Question

The naive Bayes classifier is used to solve a two-class classification problem with class-labels \( y_1, y_2 \). Suppose the prior probabilities are \( P(y_1) = \frac{1}{3} \) and \( P(y_2) = \frac{2}{3} \). Assuming a discrete feature space with

\[ P(x | y_1) = \frac{3}{4} \quad \text{and} \quad P(x | y_2) = \frac{1}{4} \]

for a specific feature vector \( x \).
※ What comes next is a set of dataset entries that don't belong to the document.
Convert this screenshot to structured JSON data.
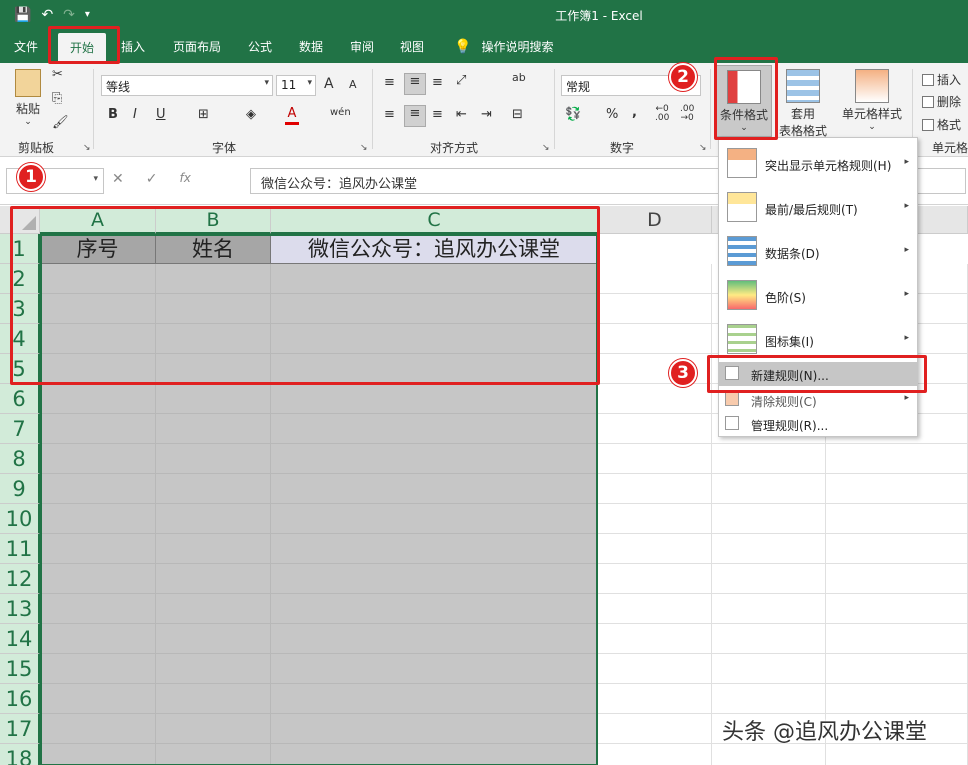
{
  "titlebar": {
    "save_icon": "save-icon",
    "undo_icon": "undo-icon",
    "redo_icon": "redo-icon",
    "customize_icon": "customize-icon",
    "title": "工作簿1  -  Excel"
  },
  "tabs": [
    {
      "label": "文件"
    },
    {
      "label": "开始"
    },
    {
      "label": "插入"
    },
    {
      "label": "页面布局"
    },
    {
      "label": "公式"
    },
    {
      "label": "数据"
    },
    {
      "label": "审阅"
    },
    {
      "label": "视图"
    }
  ],
  "tell_me": {
    "icon": "lightbulb-icon",
    "label": "操作说明搜索"
  },
  "ribbon": {
    "clipboard": {
      "paste_label": "粘贴",
      "group_label": "剪贴板"
    },
    "font": {
      "font_name": "等线",
      "font_size": "11",
      "bold": "B",
      "italic": "I",
      "underline": "U",
      "group_label": "字体",
      "grow": "A",
      "shrink": "A",
      "phonetic": "wén"
    },
    "alignment": {
      "group_label": "对齐方式",
      "wrap": "ab"
    },
    "number": {
      "format": "常规",
      "group_label": "数字",
      "percent": "%",
      "comma": ","
    },
    "styles": {
      "cond_format": "条件格式",
      "table_format_1": "套用",
      "table_format_2": "表格格式",
      "cell_style": "单元格样式"
    },
    "cells": {
      "insert": "插入",
      "delete": "删除",
      "format": "格式",
      "group_label": "单元格"
    }
  },
  "formula_bar": {
    "name_box": "",
    "cancel": "✕",
    "enter": "✓",
    "fx": "fx",
    "content": "微信公众号：追风办公课堂"
  },
  "grid": {
    "columns": [
      "A",
      "B",
      "C",
      "D"
    ],
    "rows": [
      "1",
      "2",
      "3",
      "4",
      "5",
      "6",
      "7",
      "8",
      "9",
      "10",
      "11",
      "12",
      "13",
      "14",
      "15",
      "16",
      "17",
      "18"
    ],
    "header_cells": [
      "序号",
      "姓名",
      "微信公众号：追风办公课堂"
    ]
  },
  "menu": {
    "items": [
      {
        "label": "突出显示单元格规则(H)",
        "icon": "highlight-rules-icon"
      },
      {
        "label": "最前/最后规则(T)",
        "icon": "top-bottom-rules-icon"
      },
      {
        "label": "数据条(D)",
        "icon": "data-bars-icon"
      },
      {
        "label": "色阶(S)",
        "icon": "color-scales-icon"
      },
      {
        "label": "图标集(I)",
        "icon": "icon-sets-icon"
      },
      {
        "label": "新建规则(N)...",
        "icon": "new-rule-icon"
      },
      {
        "label": "清除规则(C)",
        "icon": "clear-rules-icon"
      },
      {
        "label": "管理规则(R)...",
        "icon": "manage-rules-icon"
      }
    ]
  },
  "annotations": {
    "badge1": "1",
    "badge2": "2",
    "badge3": "3"
  },
  "watermark": "头条 @追风办公课堂"
}
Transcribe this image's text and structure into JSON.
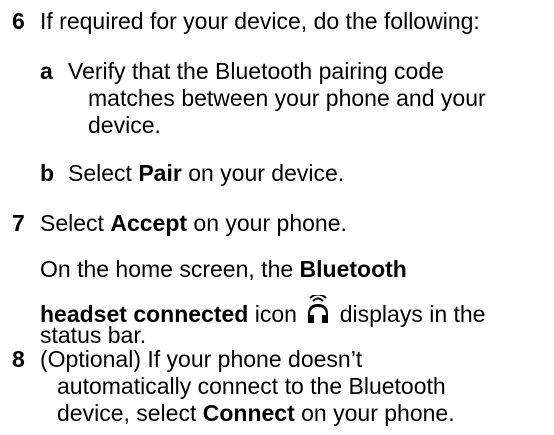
{
  "steps": {
    "s6": {
      "number": "6",
      "text": "If required for your device, do the following:",
      "a": {
        "letter": "a",
        "line1": "Verify that the Bluetooth pairing code",
        "line2": "matches between your phone and your",
        "line3": "device."
      },
      "b": {
        "letter": "b",
        "pre": "Select ",
        "bold": "Pair",
        "post": " on your device."
      }
    },
    "s7": {
      "number": "7",
      "pre": "Select ",
      "bold": "Accept",
      "post": " on your phone.",
      "note": {
        "line1_pre": "On the home screen, the ",
        "line1_bold": "Bluetooth",
        "line2_bold": "headset connected",
        "line2_mid": " icon ",
        "icon": "bluetooth-headset-connected-icon",
        "line2_post": " displays in the",
        "line3": "status bar."
      }
    },
    "s8": {
      "number": "8",
      "line1": "(Optional) If your phone doesn’t",
      "line2": "automatically connect to the Bluetooth",
      "line3_pre": "device, select ",
      "line3_bold": "Connect",
      "line3_post": " on your phone."
    }
  }
}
The probability of misclassifying \( x \) is: (Round off to two decimal places)

Hint:

In Naive Bayes classification, the probability of misclassification is the complement of the maximum posterior probability. Always calculate the posteriors first before deciding the predicted class.

Answer 1

To find the probability of misclassification, we apply Bayes' Theorem to compute the posterior probabilities for each class and use the formula for misclassification. \[ P(x) = P(x | y_1) P(y_1) + P(x | y_2) P(y_2) \] \[ P(x) = \left(\frac{3}{4} \cdot \frac{1}{3}\right) + \left(\frac{1}{4} \cdot \frac{2}{3}\right) = \frac{5}{12} \] The posterior probabilities are: \[ P(y_1 | x) = \frac{0.6}{1} = 0.6, \quad P(y_2 | x) = \frac{0.4}{1} = 0.4 \] Thus, the probability of misclassifying \( x \) is \( P(\text{misclassify}) = 1 - \max(0.6, 0.4) = 0.4 \).